Heureusement, ce n’était que le début du second souffle de RTD en tant que Whovian-in-Chief. Et quelle déclaration d’intention : oui, c’est le spectacle tel que vous vous en souvenez. Vibrant. Luisant. Débordant de toute l’énergie chaotique de Saturday Night Takeaway d’Ant & Dec et imprégné de toute la chaleur et de l’empathie lasse du monde des autres œuvres plus sérieuses de Davies, avec un sixième sens pour le casting (renforcé par son collaborateur de longue date Andy Pryor) cet autre les showrunners tueraient pour. Pouvoir convoquer Neil Patrick Harris à Bristol pour jouer le Celestial Toymaker témoigne des pouvoirs de RTD en tant que producteur, et le positionner comme un miroir sombre pour David Tennant est un génie divin.
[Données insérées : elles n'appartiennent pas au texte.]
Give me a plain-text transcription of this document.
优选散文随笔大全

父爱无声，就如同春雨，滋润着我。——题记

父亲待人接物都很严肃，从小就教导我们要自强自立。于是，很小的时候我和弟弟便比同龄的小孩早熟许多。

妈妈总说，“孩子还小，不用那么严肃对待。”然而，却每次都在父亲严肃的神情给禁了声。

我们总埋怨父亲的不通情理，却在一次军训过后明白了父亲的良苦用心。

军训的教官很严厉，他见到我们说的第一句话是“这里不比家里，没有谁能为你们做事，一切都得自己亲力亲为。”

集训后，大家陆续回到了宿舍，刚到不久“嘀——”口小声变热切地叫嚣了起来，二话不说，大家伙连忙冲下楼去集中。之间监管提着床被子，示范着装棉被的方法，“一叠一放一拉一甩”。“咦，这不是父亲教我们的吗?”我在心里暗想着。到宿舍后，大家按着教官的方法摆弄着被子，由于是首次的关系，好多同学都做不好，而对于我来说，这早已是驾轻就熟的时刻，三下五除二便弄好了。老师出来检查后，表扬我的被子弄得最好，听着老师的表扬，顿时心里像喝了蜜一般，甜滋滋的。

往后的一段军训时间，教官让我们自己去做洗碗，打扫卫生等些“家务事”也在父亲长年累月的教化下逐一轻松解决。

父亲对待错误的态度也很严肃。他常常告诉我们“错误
Mais c’est aussi une nouvelle ère de Doctor Who, évolutive pour la génération Alpha et se réinventant pour une époque blasée qui a désespérément besoin de nouveaux mythes. Ncuti Gatwa est très loin de l’image « classique » du Docteur – ce n’est pas un homme blanc d’âge moyen, évidemment, mais ce n’est pas pour cela. Il est naturellement cool, berçant une garde-robe et un régime de soins en constante évolution qu’aucun Doc précédent n’a pu réaliser. Je veux dire, il a même réussi à avoir l’air élégant lors de son premier épisode, qu’il a passé en chemise et en caleçon. Il n’a rien d’étouffant ou de supérieur : il déborde de l’essence de la créativité et de l’invention. Si tous les médecins précédents sont Phil Collins, il est Prince et il peut tout faire.
Il a également réussi à surmonter mon aversion intrinsèque pour les accents de la côte est de l’Écosse, où j’ai grandi. Entendre à la télé quelqu’un qui ressemble vaguement à moi ou aux gens avec qui j’ai grandi, c’est généralement comme des clous sur un tableau, mais la décision de Ncuti d’utiliser son accent naturel – Fife avec juste le moindre soupçon d’éducation rwandaise – joue énormément en sa faveur. . Le Docteur doit être à la fois familier mais aussi difficile à cerner sur les détails. Après tout, de nombreuses planètes ont une Dunfermline.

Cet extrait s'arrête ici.